Libia. Terzi a Tripoli incassa solo promesse

Del 6 novembre 2012 da Rinascita

Ancora non ha un governo, ma il premier libico Ali Zeidan già deve fare delle promesse all’Italia, “il nostro primo partner”. Dalla “vecchia” questione dei 600 milioni di crediti rivendicati da imprese italiane, al più attuale sequestro da parte delle autorità libiche dei due pescherecci italiani, passando per l’annoso problema del controllo sull’immigrazione per il nostro Paese.
Zeidan, eletto meno di un mese fa, promette al ministro degli Esteri italiano Giulio Terzi di risolvere tutto al più presto, ma allo stesso tempo prega “amici, vicini e partner” di “comprendere il momento che stiamo attraversando”. Un modo per dire che, con tutta probabilità, al momento le promesse rimarranno tali. Terzi, da parte sua, incassa e apprezza le dichiarazioni di buona volontà da parte di Tripoli e si dice “soddisfatto” per “l’impegno molto forte di cui ho avuto oggi ulteriore prova dal governo libico”.
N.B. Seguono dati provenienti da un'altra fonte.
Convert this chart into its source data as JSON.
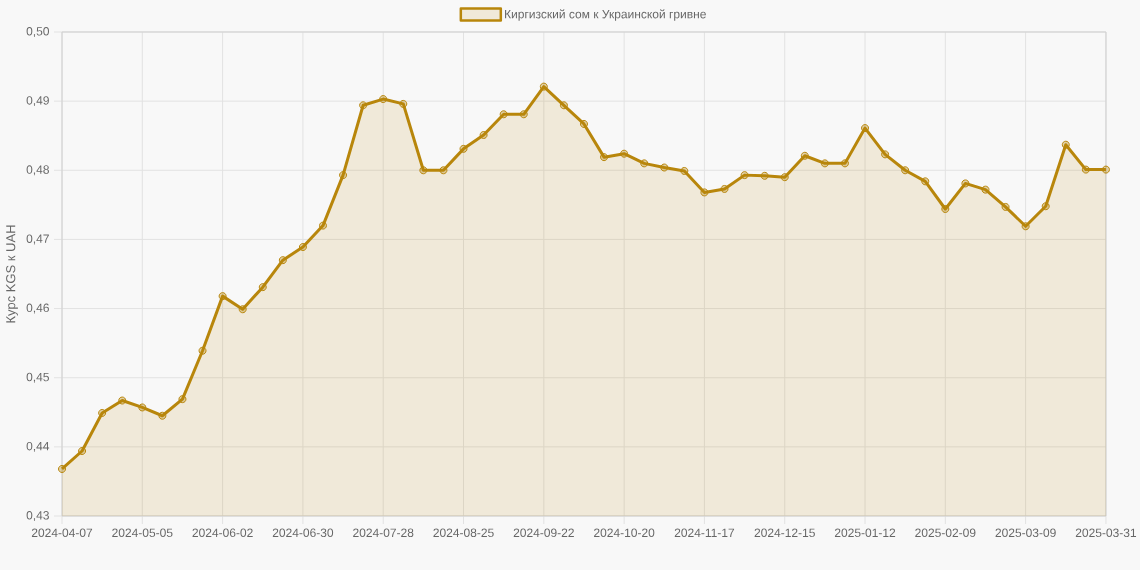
{
  "chart_data": {
    "type": "area",
    "ylabel": "Курс KGS к UAH",
    "legend": "top",
    "grid": true,
    "marker": "circle",
    "line_style": "solid",
    "categories": [
      "2024-04-07",
      null,
      null,
      null,
      "2024-05-05",
      null,
      null,
      null,
      "2024-06-02",
      null,
      null,
      null,
      "2024-06-30",
      null,
      null,
      null,
      "2024-07-28",
      null,
      null,
      null,
      "2024-08-25",
      null,
      null,
      null,
      "2024-09-22",
      null,
      null,
      null,
      "2024-10-20",
      null,
      null,
      null,
      "2024-11-17",
      null,
      null,
      null,
      "2024-12-15",
      null,
      null,
      null,
      "2025-01-12",
      null,
      null,
      null,
      "2025-02-09",
      null,
      null,
      null,
      "2025-03-09",
      null,
      null,
      null,
      "2025-03-31"
    ],
    "series": [
      {
        "name": "Киргизский сом к Украинской гривне",
        "color": "#b8860b",
        "values": [
          0.4368,
          0.4394,
          0.4449,
          0.4467,
          0.4457,
          0.4445,
          0.4469,
          0.4539,
          0.4618,
          0.4599,
          0.4631,
          0.467,
          0.4689,
          0.472,
          0.4793,
          0.4894,
          0.4903,
          0.4896,
          0.48,
          0.48,
          0.4831,
          0.4851,
          0.4881,
          0.4881,
          0.4921,
          0.4894,
          0.4867,
          0.4819,
          0.4824,
          0.481,
          0.4804,
          0.4799,
          0.4768,
          0.4773,
          0.4793,
          0.4792,
          0.479,
          0.4821,
          0.481,
          0.481,
          0.4861,
          0.4823,
          0.48,
          0.4784,
          0.4744,
          0.4781,
          0.4772,
          0.4747,
          0.4719,
          0.4748,
          0.4837,
          0.4801,
          0.4801
        ]
      }
    ],
    "ylim": [
      0.43,
      0.5
    ],
    "yticks": [
      {
        "value": 0.43,
        "label": "0,43"
      },
      {
        "value": 0.44,
        "label": "0,44"
      },
      {
        "value": 0.45,
        "label": "0,45"
      },
      {
        "value": 0.46,
        "label": "0,46"
      },
      {
        "value": 0.47,
        "label": "0,47"
      },
      {
        "value": 0.48,
        "label": "0,48"
      },
      {
        "value": 0.49,
        "label": "0,49"
      },
      {
        "value": 0.5,
        "label": "0,50"
      }
    ]
  }
}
Già circa un anno fa l’Italia ricevette simili rassicurazioni da parte dei leader della “nuova Libia”. “Abbiamo convenuto sull’importanza delle procedure per il riconoscimento e la certificazione dei crediti vantati da aziende italiane”, dichiarò a dicembre scorso il premier italiano Mario Monti dopo aver incontrato il presidente del Consiglio nazionale transitorio libico (Cnt), Mustafa Abdul Jalil. In quell’occasione il governo di Roma scongelò fondi libici per centinaia di milioni (congelati negli anni ‘70 alla Libia di Gheddafi) nella speranza che Tripoli utilizzasse almeno parte di questi soldi per pagare le società italiane. “Ringrazio Monti per l’aumento della somma scongelata da 230 milioni a 600 milioni. Una quota di queste somme sarà sicuramente utilizzata per i crediti dovuti alle aziende italiane che hanno lavorato in Libia purché questi crediti siano reali e legittimi: noi ci adoperiamo per la piena trasparenza”, assicurò Jalil.
Ieri il premier libico Zeidan ha ribadito la volontà dei libici di onorare i debiti, sostenendo che è “tra le priorità del nostro governo”, ovviamente però “tenendo in considerazione le nostre attuali condizioni”. Simili rassicurazioni sono arrivate anche per la vicenda dei due pescherecci di Mazara del Vallo, il Daniela L e il Giulia PG, sequestrati da ormai un mese dalle autorità libiche insieme all’equipaggio di 14 uomini tra italiani e tunisini. “Queste persone non devono essere trattenute a lungo ma devono essere rilasciate al più presto”, ha affermato il ministro per la Cooperazione libico, Mohammed Abdel Aziz, riferendo di una chiamata di Zeidan al pubblico ministero incaricato del caso, a dimostrazione della “massima attenzione del nostro governo alla vicenda, sia dal punto di vista giuridico che militare”.
Nel frattempo, però, le oltre 80 aziende italiane che hanno lavorato in Libia continuano a non venire pagate – e ora diverse rischiano il fallimento – e i pescherecci rimangono in Libia, dopo che il processo agli equipaggi, inizialmente fissato per oggi al tribunale di Bengasi, è stato rinviato a causa di uno sciopero degli avvocati.
 
 
Ancora problemi con le nomine dei ministri
Il giuramento del nuovo governo nominato da Ali Zeidan “avrà luogo la prossima settimana”, e non il prossimo giovedì come annunciato in un primo momento dopo l’approvazione delle nomine da parte dell’Assemblea nazionale libica. Lo rende noto lo stesso premier Zeidan. In questi giorni è atteso il verdetto della Commissione per l’integrità e la trasparenza sulla compatibilità dei titolari dei ministeri degli Esteri, Interni, Giustizia, Sanità, Cultura e Affari religiosi, accusati dai critici di essere troppo collusi con il passato governo Gheddafi. Proprio in polemica con queste nomine, ieri si è dimesso il ministro dei Martiri e degli scomparsi (durante la rivolta contro Gheddafi), Sami Al Saadi. “Alcune persone che hanno partecipato all’oppressione del popolo libico non possono guidare la Libia del dopo-rivoluzione”, ha dichiarato all’agenzia di stampa Solidarity Press.